The default user for command execution in E2B is a standard user (UID=1001). To switch to root, use the user parameter in sandbox.commands.run("id", user='root') or configure it via PTY session startup parameters.
Parameter Reference
Scitix AgentBox supports two types of timeout controls that can be combined as needed.
Idle Timeout
The timeout parameter controls the idle lifespan of the sandbox (in seconds). If there are no active gRPC/WebSocket/HTTP connections within this period after the sandbox is created, it will be automatically reclaimed.
# Sandbox will be destroyed after 1 hour of inactivity
sandbox = Sandbox.create("POOL_NAME", timeout=3600, secure=False)| Value | Behavior |
|---|---|
0 or omitted | Never times out |
| Positive Integer (seconds) | Sets idle timeout duration |
During the sandbox session, you can dynamically extend the lifespan using set_timeout:
# Reset remaining timeout to 1800 seconds
sandbox.set_timeout(1800)Startup Timeout
The Startup Timeout controls the maximum wait time for sandbox creation (in seconds), defaulting to 120s. If creation fails within this time (e.g., due to resource insufficiency), Sandbox.create() will raise an exception.

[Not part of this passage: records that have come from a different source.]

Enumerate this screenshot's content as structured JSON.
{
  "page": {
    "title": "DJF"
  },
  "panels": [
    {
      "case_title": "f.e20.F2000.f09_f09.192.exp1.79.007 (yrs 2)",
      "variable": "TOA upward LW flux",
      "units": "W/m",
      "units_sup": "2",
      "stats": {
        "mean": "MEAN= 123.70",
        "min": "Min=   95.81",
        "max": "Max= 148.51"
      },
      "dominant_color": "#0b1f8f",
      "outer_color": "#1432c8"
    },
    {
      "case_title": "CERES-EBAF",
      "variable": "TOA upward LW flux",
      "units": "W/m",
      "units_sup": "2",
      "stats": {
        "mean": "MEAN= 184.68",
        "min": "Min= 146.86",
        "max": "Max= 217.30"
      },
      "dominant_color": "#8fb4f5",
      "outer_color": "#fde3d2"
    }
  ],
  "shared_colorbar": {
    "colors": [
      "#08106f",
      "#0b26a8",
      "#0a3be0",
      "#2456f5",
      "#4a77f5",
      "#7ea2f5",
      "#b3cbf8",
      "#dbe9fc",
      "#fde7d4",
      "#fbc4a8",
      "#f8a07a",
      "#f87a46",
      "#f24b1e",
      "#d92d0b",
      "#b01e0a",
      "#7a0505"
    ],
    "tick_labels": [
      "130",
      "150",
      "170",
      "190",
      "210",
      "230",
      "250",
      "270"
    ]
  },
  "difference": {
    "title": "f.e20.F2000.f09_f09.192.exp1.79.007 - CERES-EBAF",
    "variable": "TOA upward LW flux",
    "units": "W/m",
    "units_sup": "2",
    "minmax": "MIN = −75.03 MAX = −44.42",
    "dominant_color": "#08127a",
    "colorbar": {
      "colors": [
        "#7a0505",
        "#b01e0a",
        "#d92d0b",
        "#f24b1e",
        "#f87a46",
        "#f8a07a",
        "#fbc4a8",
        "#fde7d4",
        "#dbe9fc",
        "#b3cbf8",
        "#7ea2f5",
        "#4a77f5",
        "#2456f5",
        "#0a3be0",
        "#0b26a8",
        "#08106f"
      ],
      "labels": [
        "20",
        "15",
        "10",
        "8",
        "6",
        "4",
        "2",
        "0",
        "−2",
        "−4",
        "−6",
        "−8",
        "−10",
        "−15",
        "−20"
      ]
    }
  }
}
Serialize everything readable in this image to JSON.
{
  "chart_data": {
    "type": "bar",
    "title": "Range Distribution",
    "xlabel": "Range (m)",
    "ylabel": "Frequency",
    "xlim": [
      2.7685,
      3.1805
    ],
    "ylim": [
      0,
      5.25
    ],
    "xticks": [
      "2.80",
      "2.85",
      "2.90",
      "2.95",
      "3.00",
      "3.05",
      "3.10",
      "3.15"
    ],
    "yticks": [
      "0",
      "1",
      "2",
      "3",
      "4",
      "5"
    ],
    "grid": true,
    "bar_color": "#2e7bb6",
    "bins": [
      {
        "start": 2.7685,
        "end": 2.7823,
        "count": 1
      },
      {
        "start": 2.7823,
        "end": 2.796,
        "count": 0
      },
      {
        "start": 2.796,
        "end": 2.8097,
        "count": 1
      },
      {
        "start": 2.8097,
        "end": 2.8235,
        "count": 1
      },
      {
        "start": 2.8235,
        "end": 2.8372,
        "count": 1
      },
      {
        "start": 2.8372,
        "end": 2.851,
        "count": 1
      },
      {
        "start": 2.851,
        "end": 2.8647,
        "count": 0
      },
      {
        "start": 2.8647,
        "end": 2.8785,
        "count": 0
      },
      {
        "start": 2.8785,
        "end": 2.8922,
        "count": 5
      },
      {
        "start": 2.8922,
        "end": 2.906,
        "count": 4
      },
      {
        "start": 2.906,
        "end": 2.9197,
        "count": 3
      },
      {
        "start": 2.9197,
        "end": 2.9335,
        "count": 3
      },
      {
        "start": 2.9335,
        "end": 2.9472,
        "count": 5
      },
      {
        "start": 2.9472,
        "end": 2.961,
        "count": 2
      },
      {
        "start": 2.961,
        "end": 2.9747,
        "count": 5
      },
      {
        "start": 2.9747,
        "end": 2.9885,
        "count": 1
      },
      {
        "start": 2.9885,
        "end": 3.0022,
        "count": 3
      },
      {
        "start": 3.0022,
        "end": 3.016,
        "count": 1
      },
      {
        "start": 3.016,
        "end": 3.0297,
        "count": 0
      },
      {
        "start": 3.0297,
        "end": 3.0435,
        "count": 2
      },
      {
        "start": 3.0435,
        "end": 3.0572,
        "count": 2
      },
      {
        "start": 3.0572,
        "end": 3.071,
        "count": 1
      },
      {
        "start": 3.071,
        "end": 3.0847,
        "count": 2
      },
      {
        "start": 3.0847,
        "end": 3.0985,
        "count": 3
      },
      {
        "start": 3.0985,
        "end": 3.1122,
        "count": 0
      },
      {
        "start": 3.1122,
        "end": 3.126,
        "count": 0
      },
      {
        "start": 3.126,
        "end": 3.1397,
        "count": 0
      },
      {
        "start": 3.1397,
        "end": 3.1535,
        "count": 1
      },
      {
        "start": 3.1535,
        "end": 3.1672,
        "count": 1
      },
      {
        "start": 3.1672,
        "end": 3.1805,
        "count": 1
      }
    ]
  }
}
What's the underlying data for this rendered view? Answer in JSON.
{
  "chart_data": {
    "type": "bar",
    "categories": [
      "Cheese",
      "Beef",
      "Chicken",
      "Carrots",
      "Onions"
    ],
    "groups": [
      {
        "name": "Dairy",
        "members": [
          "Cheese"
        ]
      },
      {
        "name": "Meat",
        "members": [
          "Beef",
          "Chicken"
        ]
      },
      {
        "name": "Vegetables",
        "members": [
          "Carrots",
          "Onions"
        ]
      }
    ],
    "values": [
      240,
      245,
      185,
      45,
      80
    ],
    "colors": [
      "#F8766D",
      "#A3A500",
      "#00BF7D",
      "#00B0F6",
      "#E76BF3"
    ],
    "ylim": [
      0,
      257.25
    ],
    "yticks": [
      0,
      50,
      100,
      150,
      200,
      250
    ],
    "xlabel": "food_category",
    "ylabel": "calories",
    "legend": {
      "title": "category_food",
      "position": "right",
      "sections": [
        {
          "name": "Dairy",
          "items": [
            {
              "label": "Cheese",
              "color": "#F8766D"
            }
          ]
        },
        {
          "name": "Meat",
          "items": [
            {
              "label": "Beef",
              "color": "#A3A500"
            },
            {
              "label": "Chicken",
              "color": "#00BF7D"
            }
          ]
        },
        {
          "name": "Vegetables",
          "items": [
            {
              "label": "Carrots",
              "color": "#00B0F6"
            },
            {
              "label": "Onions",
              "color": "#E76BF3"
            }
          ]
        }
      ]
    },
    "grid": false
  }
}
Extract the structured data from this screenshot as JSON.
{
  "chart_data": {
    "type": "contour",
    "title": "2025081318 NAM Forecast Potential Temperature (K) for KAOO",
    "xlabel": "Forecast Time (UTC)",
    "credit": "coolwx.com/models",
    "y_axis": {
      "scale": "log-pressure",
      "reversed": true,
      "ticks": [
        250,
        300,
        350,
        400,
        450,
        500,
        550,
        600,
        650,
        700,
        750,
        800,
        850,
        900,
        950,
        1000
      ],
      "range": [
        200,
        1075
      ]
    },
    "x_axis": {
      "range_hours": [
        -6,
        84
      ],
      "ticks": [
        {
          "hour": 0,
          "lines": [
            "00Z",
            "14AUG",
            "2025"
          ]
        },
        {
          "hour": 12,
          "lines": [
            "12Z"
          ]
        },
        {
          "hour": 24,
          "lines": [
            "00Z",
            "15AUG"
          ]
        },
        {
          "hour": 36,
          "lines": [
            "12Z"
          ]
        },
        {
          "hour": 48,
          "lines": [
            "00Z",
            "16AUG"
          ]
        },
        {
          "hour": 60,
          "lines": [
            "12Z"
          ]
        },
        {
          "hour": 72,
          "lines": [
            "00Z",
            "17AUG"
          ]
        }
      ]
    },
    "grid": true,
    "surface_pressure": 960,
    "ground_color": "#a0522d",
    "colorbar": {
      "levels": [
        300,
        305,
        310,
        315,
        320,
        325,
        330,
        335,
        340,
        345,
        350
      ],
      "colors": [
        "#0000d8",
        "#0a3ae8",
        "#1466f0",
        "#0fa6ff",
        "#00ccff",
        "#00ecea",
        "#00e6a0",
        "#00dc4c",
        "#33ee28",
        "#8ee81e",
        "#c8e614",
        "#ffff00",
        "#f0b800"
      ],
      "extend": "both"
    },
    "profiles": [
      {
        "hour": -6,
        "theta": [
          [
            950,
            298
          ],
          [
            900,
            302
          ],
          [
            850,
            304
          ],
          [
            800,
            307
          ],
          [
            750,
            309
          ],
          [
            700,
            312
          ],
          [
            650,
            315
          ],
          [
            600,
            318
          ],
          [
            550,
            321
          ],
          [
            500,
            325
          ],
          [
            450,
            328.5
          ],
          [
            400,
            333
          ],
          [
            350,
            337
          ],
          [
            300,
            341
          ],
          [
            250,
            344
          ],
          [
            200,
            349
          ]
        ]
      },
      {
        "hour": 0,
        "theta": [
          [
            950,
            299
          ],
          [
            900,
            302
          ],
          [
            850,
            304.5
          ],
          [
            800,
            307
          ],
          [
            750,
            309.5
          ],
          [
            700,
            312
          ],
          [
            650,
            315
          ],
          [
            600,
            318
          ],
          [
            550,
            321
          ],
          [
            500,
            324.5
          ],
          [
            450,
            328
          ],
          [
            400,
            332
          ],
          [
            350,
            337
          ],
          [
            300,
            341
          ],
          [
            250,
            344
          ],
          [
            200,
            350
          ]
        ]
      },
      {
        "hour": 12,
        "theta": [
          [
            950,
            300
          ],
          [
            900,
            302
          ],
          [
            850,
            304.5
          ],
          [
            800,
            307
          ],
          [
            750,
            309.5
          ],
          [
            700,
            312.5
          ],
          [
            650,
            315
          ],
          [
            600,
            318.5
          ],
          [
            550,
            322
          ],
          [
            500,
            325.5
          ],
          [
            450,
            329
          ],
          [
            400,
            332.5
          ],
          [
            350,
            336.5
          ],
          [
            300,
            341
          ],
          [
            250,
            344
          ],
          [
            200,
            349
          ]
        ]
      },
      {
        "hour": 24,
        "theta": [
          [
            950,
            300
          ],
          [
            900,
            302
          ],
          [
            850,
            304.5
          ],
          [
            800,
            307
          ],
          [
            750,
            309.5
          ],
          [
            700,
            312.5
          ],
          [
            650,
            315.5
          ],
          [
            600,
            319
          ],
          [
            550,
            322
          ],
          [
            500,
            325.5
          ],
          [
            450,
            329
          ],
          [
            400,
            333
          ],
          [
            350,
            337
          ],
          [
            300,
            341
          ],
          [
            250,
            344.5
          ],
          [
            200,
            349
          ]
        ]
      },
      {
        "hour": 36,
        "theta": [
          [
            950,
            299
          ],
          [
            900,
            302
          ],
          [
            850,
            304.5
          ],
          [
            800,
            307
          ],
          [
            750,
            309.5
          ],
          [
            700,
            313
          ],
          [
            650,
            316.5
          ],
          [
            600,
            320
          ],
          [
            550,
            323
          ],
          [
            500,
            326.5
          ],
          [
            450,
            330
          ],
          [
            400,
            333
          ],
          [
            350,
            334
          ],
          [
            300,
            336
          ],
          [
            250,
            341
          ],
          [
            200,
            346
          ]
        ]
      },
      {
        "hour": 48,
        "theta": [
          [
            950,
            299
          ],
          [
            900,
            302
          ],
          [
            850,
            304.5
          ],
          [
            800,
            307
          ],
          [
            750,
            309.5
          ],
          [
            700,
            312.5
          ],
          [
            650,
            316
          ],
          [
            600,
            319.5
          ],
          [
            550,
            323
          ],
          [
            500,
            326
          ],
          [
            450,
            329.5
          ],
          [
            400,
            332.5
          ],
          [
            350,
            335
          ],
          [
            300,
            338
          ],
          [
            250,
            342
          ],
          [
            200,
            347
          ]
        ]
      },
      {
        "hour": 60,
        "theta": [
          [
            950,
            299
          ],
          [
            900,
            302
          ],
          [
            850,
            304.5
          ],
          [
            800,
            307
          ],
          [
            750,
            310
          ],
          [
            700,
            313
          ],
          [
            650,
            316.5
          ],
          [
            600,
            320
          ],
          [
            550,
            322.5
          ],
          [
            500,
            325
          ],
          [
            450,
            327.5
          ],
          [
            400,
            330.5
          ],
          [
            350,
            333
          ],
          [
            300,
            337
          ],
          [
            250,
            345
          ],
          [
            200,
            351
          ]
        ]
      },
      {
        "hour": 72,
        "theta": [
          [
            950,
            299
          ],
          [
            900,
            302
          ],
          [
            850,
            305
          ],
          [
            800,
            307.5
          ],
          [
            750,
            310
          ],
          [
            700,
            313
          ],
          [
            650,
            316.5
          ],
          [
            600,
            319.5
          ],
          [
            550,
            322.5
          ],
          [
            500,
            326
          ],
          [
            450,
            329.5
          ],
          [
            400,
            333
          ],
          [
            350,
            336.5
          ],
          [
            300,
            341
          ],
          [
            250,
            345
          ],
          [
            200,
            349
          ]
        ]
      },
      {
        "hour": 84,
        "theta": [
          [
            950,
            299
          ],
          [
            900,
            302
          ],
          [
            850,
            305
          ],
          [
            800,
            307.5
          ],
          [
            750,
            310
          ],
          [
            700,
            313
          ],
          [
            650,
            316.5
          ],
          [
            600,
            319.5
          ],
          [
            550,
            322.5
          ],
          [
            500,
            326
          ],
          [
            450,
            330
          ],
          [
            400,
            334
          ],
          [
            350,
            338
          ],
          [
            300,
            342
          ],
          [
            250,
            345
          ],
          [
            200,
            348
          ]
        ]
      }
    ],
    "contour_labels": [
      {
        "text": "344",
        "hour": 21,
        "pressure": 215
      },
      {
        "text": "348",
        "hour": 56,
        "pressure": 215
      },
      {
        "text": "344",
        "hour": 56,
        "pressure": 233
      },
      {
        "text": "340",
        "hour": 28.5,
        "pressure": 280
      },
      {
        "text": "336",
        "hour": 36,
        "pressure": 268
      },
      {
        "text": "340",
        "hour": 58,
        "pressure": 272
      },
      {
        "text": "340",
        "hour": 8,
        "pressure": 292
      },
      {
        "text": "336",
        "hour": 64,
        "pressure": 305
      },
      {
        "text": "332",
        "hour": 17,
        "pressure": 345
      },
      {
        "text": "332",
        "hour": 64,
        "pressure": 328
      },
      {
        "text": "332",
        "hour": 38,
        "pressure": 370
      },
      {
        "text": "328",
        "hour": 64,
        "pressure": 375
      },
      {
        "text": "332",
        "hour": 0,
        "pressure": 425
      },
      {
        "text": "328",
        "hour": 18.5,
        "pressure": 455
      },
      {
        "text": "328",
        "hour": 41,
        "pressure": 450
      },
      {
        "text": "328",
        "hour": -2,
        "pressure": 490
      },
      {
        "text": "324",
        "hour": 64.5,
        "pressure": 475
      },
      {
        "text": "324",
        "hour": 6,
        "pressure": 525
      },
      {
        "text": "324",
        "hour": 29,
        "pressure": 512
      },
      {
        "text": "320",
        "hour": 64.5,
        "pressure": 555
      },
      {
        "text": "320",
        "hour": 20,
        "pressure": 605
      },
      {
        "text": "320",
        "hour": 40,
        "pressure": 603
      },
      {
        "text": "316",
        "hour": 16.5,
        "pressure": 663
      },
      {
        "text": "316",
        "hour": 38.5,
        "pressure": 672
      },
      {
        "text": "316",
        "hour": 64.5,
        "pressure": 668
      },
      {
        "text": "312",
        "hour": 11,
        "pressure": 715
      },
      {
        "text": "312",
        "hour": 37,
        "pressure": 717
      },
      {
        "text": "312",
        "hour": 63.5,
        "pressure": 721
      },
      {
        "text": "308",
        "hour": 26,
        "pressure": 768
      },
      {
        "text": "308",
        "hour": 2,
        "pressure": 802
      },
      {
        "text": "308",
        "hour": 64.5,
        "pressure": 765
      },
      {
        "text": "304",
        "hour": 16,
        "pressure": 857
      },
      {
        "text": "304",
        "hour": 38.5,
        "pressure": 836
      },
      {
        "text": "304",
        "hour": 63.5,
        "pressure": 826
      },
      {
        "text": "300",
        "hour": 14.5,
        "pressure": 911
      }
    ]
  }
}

Set this via the metadata dictionary using the reserved key agentbox.scitix.ai/startup-timeout:
sandbox = Sandbox.create(
"POOL_NAME",
timeout=3000,
secure=False,
metadata={"agentbox.scitix.ai/startup-timeout": "120"}, # Max 120 seconds to start
)Custom Images
You can override the pool's default image at creation time using the agentbox.scitix.ai/image reserved key in metadata:
sandbox = Sandbox.create(
"POOL_NAME",
timeout=3000,
secure=False,
metadata={"agentbox.scitix.ai/image": "registry.example.com/my-env:v2"},
)Alternatively, use the shorthand poolName//image syntax:
sandbox = Sandbox.create(
"CLUSTER_ID::POOL_NAME//registry.example.com/my-env:v2",
timeout=3000,
secure=False,
)Complete Example
sandbox = Sandbox.create(
"CLUSTER_ID::POOL_NAME//registry.example.com/my-env:v2",
timeout=3600, # Idle timeout: 1 hour
secure=False,
metadata={
"agentbox.scitix.ai/startup-timeout": "120", # Startup timeout: 2 mins
"my-custom-key": "my-value", # Custom user metadata (optional)
},
)FAQ
Q: Sandbox.create() hangs for a long time without returning?
The sandbox is waiting for the Pod to become ready (either from the pre-warmed pool or a cold start). It is recommended to set a reasonable startup timeout using agentbox.scitix.ai/startup-timeout (default 120s) to prevent the program from waiting indefinitely.
Q: Sandbox is destroyed unexpectedly?
Check if the timeout is set too short. If there are long intervals without active connections during tasks like training, be sure to call sandbox.set_timeout() before the interval begins to extend the session.